First you must create an encoded script file which contains the password for the Exchange Online/Office 365 admin which you want to use to login. It is important that you create the .key file
a) on the computer which will be running the scheduled task
b) using the account which will run the Scheduled Task
This is because as only the creator can decrypt the .key file, and this can only be done on the computer which generated the key file. To create your encrypted password file, open Powershell and run the following command:
Read-Host "Enter Password" -AsSecureString | ConvertFrom-SecureString | Out-File "C:\scripts\Password.txt"
This will ask you to enter the password and then give you a file full of rubbish. Now let’s do something with that rubbish! Your script to connect to Exchange Online and Office 365 should look like the following:
$TenantUname = "firstname.lastname@example.org" $TenantPass = cat "c:\scripts\password.key" | ConvertTo-SecureString $TenantCredentials = New-Object -TypeName System.Management.Automation.PSCredential -ArgumentList $TenantUname, $TenantPass $msoExchangeURL = “https://ps.outlook.com/powershell/” $session = New-PSSession -ConfigurationName Microsoft.Exchange -ConnectionUri $msoExchangeURL -Credential $TenantCredentials -Authentication Basic -AllowRedirection Import-PSSession $session Connect-MSOLService -Credential $TenantCredentials
After these lines, add in the Powershell commands you wish to run, or a reference to a script. Save this as a .ps1 file.
For example, Clutter can’t be disabled for the whole tenancy, so to get around this I might want to disable clutter for all my users every night by adding this line to the end of my script:
Get-Mailbox -ResultSize Unlimited | Set-Clutter -Enable $false
Once you are all done with your script, open Task Scheduler and create a new task.

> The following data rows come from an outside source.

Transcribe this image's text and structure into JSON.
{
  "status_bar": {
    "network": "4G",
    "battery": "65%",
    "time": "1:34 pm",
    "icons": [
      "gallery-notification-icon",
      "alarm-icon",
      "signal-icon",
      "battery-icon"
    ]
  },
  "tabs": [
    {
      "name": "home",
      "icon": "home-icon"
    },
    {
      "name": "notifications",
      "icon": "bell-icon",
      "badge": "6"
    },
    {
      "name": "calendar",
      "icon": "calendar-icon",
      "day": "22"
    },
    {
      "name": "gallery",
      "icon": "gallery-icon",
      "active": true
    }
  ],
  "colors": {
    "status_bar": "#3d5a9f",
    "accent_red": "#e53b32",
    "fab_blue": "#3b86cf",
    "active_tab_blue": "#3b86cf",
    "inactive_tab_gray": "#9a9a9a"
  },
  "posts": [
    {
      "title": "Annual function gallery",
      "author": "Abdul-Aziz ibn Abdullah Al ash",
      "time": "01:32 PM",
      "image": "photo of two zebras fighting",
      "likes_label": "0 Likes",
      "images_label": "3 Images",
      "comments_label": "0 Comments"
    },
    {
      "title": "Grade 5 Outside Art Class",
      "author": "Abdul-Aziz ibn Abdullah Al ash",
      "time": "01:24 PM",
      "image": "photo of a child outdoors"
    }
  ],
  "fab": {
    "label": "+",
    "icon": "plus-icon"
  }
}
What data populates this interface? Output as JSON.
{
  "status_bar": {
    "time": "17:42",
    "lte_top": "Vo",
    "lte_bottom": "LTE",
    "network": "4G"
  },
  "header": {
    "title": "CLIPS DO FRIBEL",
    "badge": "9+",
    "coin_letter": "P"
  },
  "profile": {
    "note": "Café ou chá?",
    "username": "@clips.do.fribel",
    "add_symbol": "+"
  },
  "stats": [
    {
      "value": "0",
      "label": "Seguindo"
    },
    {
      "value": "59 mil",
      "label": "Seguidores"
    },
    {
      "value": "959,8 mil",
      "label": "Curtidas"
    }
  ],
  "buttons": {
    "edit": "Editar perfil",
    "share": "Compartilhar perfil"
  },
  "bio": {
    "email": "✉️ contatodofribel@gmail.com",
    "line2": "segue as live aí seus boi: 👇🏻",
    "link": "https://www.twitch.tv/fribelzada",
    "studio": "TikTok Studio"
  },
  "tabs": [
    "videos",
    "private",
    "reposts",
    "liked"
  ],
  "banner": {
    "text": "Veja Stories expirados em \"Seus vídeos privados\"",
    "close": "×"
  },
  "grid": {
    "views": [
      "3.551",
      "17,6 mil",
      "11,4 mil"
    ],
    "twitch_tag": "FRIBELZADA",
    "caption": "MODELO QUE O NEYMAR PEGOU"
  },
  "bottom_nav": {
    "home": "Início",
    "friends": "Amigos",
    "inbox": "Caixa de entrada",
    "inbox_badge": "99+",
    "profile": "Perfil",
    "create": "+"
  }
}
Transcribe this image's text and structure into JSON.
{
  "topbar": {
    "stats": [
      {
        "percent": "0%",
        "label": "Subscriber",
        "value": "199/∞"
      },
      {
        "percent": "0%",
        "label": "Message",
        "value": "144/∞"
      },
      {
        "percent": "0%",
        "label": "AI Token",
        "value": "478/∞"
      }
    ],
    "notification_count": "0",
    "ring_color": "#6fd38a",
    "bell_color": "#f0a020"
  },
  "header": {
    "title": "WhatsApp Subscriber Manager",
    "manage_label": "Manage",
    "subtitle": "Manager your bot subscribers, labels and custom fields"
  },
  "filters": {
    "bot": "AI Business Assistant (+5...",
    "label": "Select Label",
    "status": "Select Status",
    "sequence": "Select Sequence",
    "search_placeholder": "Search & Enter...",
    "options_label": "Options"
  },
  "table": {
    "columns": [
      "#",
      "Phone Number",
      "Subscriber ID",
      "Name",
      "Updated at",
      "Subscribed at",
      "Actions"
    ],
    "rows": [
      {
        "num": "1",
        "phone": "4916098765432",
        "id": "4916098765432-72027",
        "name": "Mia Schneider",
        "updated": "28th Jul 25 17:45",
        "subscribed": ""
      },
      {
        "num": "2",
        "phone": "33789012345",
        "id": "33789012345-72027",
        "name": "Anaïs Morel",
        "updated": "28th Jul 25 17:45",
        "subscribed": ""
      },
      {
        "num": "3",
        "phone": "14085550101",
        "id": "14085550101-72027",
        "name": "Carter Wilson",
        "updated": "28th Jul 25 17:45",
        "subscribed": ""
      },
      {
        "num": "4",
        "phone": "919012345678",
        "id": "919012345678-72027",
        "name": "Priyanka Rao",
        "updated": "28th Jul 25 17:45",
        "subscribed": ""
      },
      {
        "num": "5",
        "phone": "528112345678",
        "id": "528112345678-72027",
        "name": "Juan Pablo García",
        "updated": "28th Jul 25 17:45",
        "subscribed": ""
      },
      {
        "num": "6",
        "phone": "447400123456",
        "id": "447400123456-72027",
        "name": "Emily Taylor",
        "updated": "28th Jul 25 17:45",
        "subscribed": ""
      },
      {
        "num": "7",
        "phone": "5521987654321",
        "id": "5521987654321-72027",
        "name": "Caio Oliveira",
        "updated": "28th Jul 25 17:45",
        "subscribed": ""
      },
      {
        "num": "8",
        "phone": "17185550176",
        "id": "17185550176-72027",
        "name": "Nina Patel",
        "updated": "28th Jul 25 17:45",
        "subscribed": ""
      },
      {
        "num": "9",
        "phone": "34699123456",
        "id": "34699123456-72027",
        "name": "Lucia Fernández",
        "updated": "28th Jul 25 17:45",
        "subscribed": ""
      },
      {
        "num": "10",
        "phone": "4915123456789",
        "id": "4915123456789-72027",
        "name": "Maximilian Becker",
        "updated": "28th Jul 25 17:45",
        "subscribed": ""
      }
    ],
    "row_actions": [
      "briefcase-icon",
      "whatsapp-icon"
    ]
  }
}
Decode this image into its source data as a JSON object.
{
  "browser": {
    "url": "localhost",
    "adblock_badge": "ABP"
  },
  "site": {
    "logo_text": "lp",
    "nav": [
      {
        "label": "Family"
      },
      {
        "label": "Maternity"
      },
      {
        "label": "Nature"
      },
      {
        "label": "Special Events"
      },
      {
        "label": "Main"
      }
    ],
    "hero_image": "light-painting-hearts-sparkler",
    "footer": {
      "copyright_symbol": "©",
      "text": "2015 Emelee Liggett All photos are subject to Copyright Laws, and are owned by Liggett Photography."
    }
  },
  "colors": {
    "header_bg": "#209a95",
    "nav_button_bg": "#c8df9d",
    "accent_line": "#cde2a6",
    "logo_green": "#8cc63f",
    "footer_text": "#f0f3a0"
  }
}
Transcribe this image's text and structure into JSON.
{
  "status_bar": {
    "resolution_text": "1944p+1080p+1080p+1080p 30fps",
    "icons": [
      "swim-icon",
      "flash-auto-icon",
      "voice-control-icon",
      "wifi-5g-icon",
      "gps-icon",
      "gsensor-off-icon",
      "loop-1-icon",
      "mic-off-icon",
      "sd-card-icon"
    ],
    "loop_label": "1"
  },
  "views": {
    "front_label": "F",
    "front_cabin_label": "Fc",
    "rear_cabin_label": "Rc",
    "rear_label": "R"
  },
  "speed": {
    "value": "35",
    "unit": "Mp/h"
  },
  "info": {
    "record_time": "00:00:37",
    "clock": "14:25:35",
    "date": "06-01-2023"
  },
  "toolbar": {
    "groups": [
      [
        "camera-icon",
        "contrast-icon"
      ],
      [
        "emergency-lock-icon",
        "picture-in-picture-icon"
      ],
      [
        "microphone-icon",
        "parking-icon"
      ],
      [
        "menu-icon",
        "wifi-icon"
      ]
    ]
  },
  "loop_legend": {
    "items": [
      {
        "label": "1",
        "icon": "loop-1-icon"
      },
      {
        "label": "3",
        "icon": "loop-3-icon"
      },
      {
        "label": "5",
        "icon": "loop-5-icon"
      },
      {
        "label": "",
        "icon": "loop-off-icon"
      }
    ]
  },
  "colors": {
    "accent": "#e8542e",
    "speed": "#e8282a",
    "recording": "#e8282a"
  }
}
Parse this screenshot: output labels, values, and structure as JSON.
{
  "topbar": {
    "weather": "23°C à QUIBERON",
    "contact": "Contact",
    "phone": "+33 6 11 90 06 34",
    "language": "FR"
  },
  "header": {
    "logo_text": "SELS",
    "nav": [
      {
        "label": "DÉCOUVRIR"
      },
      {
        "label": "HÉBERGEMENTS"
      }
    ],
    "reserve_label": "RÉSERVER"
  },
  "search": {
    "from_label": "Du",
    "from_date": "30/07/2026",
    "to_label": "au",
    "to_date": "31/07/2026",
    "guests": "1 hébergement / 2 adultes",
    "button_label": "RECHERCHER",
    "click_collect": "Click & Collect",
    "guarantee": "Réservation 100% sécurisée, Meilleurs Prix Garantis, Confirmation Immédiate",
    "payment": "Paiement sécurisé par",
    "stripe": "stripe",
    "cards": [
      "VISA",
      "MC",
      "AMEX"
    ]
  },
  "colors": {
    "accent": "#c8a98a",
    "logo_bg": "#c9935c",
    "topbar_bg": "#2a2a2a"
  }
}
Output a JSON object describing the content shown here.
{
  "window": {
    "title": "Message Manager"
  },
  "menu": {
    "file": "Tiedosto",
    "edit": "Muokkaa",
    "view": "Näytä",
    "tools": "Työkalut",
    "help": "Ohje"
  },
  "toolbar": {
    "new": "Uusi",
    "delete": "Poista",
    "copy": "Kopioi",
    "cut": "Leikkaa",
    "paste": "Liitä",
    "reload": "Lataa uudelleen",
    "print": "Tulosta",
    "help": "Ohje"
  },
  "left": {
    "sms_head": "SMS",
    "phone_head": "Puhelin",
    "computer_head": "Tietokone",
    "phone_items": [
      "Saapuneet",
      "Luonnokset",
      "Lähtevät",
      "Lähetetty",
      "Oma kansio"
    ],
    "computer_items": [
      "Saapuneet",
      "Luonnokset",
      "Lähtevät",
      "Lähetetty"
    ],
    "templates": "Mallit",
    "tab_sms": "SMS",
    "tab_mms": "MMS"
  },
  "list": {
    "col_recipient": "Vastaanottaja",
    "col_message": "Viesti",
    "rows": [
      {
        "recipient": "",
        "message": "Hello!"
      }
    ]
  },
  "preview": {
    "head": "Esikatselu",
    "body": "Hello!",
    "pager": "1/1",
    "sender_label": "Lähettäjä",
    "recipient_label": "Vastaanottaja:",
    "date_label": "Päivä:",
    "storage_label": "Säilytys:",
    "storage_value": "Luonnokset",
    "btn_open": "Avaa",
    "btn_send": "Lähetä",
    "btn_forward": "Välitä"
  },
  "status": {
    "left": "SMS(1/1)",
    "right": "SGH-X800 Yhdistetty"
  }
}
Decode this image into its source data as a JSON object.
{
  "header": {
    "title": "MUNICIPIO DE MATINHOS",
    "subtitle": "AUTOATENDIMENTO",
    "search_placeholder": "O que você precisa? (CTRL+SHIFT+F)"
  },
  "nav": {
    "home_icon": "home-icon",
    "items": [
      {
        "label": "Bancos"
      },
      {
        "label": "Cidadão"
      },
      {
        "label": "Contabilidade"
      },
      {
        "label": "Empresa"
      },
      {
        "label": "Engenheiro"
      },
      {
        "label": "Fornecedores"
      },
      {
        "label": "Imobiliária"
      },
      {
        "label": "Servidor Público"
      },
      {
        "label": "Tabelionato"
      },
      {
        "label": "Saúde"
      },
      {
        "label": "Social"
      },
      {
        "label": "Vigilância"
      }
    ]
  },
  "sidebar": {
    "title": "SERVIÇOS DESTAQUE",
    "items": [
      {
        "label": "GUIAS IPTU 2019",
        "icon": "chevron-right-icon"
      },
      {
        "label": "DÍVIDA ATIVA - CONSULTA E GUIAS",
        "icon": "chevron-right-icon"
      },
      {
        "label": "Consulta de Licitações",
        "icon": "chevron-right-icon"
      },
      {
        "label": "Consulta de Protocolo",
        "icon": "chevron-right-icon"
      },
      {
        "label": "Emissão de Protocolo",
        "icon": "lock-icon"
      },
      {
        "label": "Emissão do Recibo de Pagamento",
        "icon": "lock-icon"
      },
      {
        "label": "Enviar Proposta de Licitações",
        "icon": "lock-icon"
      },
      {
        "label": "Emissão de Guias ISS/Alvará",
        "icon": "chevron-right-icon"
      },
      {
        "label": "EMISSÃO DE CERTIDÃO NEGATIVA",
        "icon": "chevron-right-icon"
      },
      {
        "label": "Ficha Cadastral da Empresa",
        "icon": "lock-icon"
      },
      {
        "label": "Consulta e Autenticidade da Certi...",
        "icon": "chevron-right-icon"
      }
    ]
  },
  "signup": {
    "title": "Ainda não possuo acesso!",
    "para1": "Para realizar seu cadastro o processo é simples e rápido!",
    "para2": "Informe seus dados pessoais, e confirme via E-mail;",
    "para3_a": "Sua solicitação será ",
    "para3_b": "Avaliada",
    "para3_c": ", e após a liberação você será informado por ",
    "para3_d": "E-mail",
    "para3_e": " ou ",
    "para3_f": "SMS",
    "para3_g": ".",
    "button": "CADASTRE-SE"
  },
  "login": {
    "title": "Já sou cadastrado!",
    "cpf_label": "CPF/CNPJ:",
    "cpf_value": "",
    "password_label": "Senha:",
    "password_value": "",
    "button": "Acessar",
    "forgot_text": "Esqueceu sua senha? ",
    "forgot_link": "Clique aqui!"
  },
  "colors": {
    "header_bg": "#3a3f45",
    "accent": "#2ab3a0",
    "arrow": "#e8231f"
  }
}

On the general tab, ensure that the user account being used to run the task is the same account which created the password file, and make sure the ‘Run whether user is logged on or not’ is ticked. Add whichever time based triggers you need, and on the Actions page choose to ‘Start a Program’ with the following settings:
Add arguments: C:\Scripts\TestScript.ps1
Voila! You now have a script which uses an AES encrypted text file to connect to Exchange Online and Office 365 so that you can run your daily maintenance tasks from a single management server. Yay!